Vertrauensvoll angeleitet werden die Voodookinder von Schauspieler Steffen Siegmund, Ensemblemitglied am Thalia Theater, sowie von Dramaturgin Janka Kenk. Vor drei Jahren hat Siegmund diesen sehr besonderen Jugendclub gegründet, der immer wieder neue Mitglieder aufnimmt. „Die Jugendlichen liegen uns sehr am Herzen. Es ist toll zu sehen, wie sie sich persönlich und spielerisch entwickeln. Und wir lernen auch ganz viel von ihnen: wie sie miteinander spielen, wie sie mitdenken für das Stück und die Gruppe. Und was sie für kluge Fragen stellen“, sagt Siegmund, ein entspannter und zugleich energiegeladener Typ, der bei der Probe barfuß und in Shorts durch das Haus läuft und letzte Details bespricht.

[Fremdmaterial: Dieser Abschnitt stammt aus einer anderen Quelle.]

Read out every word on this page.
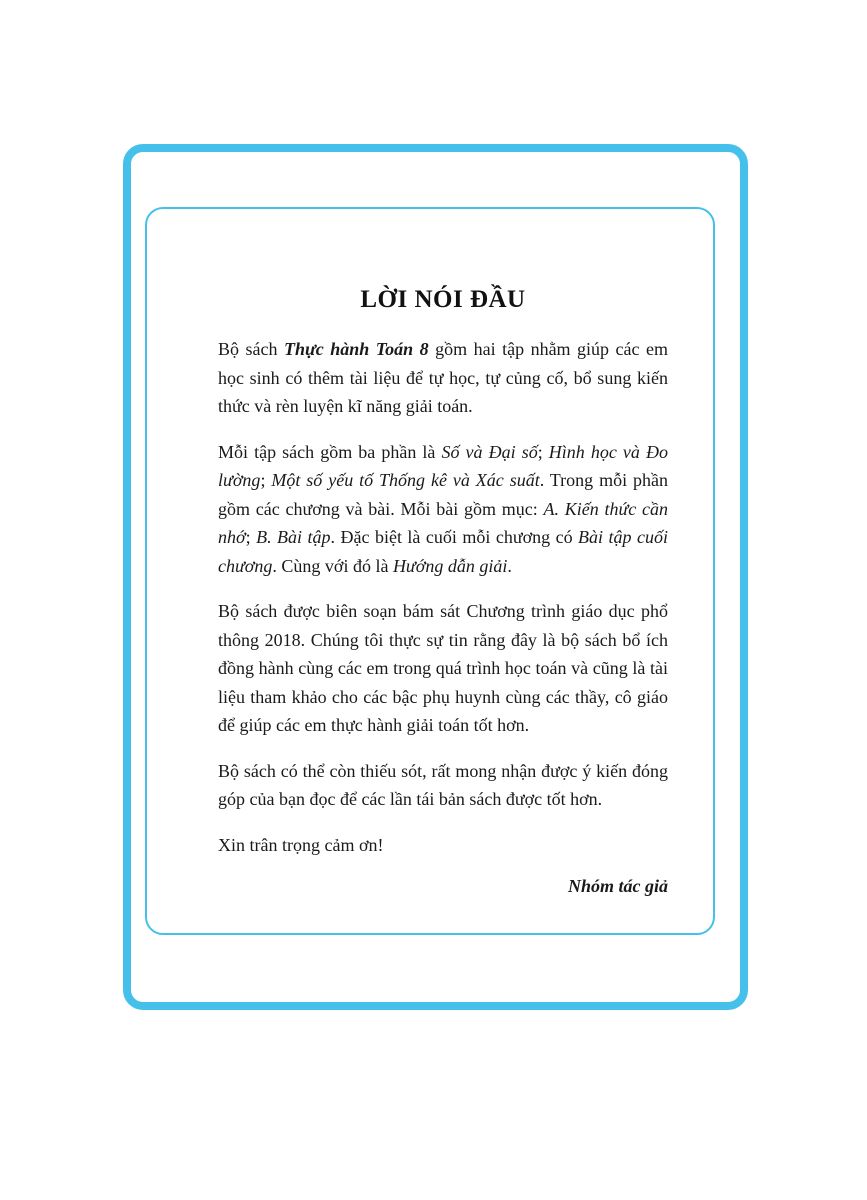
LỜI NÓI ĐẦU

Bộ sách Thực hành Toán 8 gồm hai tập nhằm giúp các em học sinh có thêm tài liệu để tự học, tự củng cố, bổ sung kiến thức và rèn luyện kĩ năng giải toán.

Mỗi tập sách gồm ba phần là Số và Đại số; Hình học và Đo lường; Một số yếu tố Thống kê và Xác suất. Trong mỗi phần gồm các chương và bài. Mỗi bài gồm mục: A. Kiến thức cần nhớ; B. Bài tập. Đặc biệt là cuối mỗi chương có Bài tập cuối chương. Cùng với đó là Hướng dẫn giải.

Bộ sách được biên soạn bám sát Chương trình giáo dục phổ thông 2018. Chúng tôi thực sự tin rằng đây là bộ sách bổ ích đồng hành cùng các em trong quá trình học toán và cũng là tài liệu tham khảo cho các bậc phụ huynh cùng các thầy, cô giáo để giúp các em thực hành giải toán tốt hơn.

Bộ sách có thể còn thiếu sót, rất mong nhận được ý kiến đóng góp của bạn đọc để các lần tái bản sách được tốt hơn.

Xin trân trọng cảm ơn!

Nhóm tác giả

Inszenierung trägt Hoffnung in sich

Als Collage aus düsteren und lichten, abgrundtiefen und leeren, zarten und euphorischen Momenten offenbart „Black Box Blues“ eindrücklich und bewegend, wie komplex die Kräfte in unserem Inneren wirken. Vor allem aber trägt die Inszenierung auch Hoffnung in sich. Zeichnen, singen, mit sich geduldig sein: Das Stück bietet Werkzeuge an, die hilfreich sein können. „Es geht zum einen darum, mit sich selbst klarzukommen. Zum anderen zeigen wir aber auch, wie Zusammenhalt entsteht“, erläutert Jascha Lena Volz (16).

Ihre Mitspielerin Gretha von Pressentin (18) verkörpert das Mädchen mit dem gestreiften Schal – eine introvertierte Außenseiterin, die sich mit ganz unterschiedlichen Empfindungen konfrontiert sieht. Dargestellt werden diese Zustände von der restlichen Gruppe. „Am Anfang war es gar nicht so einfach, dass wir keine konkreten Rollen spielen, sondern eher in die Gefühle reingehen“, erklärt Lavinia Mainholz (18). Doch mithilfe von Improvisationen haben sich die Voodookinder dem Stoff genähert. Ein Prozess. Schritt für Schritt. In „Black Box Blues“ wird das Mädchen mit dem gestreiften Schal schließlich immer wieder von der Gruppendynamik aufgefangen.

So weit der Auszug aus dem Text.